そんな渋々といった様子ながらも、協力を申し出てくれた一年A組の面々に、皇帝は感動した面持ちで一人一人握手をしていった。
「ありがとう。其方達が無事に故郷へ帰れるよう、我らも全身全霊を尽くして戦うと誓おう」
「私達も尽力を惜しみませんので、何でもご申しつけ下さい」
メイド達はそう言って拍手をし、彼らの勇敢さを称えた。
「いや~、何か照れるし」
「我が身を守るためでもあるし、そう賞賛される事ではないのだがな」
遊子や武美など協力を申し出た面々は、照れながらも嬉しそうに笑みを浮かべる。
そんな明るい者達とは対照的に、挙手を拒んで気まずい顔をしていた数人にも、皇帝はフォローを怠らなかった。
「手伝えぬという者達も気に病まないで欲しい。先程も告げたが、全ては其方らをこの世界に招き、戦火に巻き込んだ余が悪いのだから」
「…………」
「ただ、もしも我らが敗れた時は、せめて女子供達だけでも守るために、その力を使ってはくれぬだろうか?」
「ま、まぁ、そのくらいなら」
「う、うん、仕方ないよね」
反対者達は渋々と、だが内心では深く安堵しながら頷き返す。
この場にはいないが、喧嘩っ早い竜司なども参加するのだろう。戦車やミサイルよりも強力な異能の持ち主達が、槍や弓しか持たぬ中世レベルの敵軍になど負けるはずがない。

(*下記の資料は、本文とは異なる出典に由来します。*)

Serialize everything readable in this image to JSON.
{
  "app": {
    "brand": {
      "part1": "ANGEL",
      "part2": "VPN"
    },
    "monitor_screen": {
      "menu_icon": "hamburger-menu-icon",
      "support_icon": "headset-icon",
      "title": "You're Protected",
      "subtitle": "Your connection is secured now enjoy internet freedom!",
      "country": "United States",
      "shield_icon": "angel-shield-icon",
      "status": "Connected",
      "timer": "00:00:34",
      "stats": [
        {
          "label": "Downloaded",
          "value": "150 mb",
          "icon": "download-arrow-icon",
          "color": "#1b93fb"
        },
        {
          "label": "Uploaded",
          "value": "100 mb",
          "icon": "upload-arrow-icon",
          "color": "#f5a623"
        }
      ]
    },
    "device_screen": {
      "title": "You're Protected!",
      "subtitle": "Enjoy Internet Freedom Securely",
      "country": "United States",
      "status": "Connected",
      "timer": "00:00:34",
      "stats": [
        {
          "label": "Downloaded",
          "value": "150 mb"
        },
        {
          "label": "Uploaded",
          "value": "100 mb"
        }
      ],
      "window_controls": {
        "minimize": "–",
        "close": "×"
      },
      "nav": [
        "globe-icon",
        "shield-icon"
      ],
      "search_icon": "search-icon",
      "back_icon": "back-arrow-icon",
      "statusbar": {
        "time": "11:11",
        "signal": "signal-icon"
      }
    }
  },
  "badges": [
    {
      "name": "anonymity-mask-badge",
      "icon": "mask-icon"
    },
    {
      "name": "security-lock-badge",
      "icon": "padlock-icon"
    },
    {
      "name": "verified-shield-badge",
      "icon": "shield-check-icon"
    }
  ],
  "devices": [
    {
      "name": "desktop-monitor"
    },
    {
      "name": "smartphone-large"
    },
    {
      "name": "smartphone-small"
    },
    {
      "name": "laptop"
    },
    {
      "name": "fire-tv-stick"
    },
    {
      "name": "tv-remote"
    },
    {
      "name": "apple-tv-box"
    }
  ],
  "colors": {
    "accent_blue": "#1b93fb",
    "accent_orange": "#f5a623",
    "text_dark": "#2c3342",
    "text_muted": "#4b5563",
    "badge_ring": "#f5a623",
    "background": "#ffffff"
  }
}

だから、自分達までおはちが回ってくる事はない。その上で、いざという時は戦うという事にしておけば、クラスメート達からの風当たりが多少は弱まる。
打算による保身まみれの賛同。そんな事は全て見抜いているだろうに、皇帝は変わらぬ満面の笑みで、彼らの手も握り締めた。
「ありがとう。其方らが背中を守ってくれるなら、我らも安心して戦場に向かえる」
「…………」
真っ先に反対し、最後まで頷かなかった英輝すら除け者にせず、皇帝は握手をして回った。
「では、早速で悪いのだが、今後の方針についてもう少しだけ話をさせて貰いたい」
「「「はいっ!」」」
戦場に向かう者も、王都に残る者も、揃って素直に返事をして、皇帝の話に耳を傾ける。
そんな中で、英輝は何もできなかった己の無力さに打ちひしがれて、力なく項垂れていたのだった。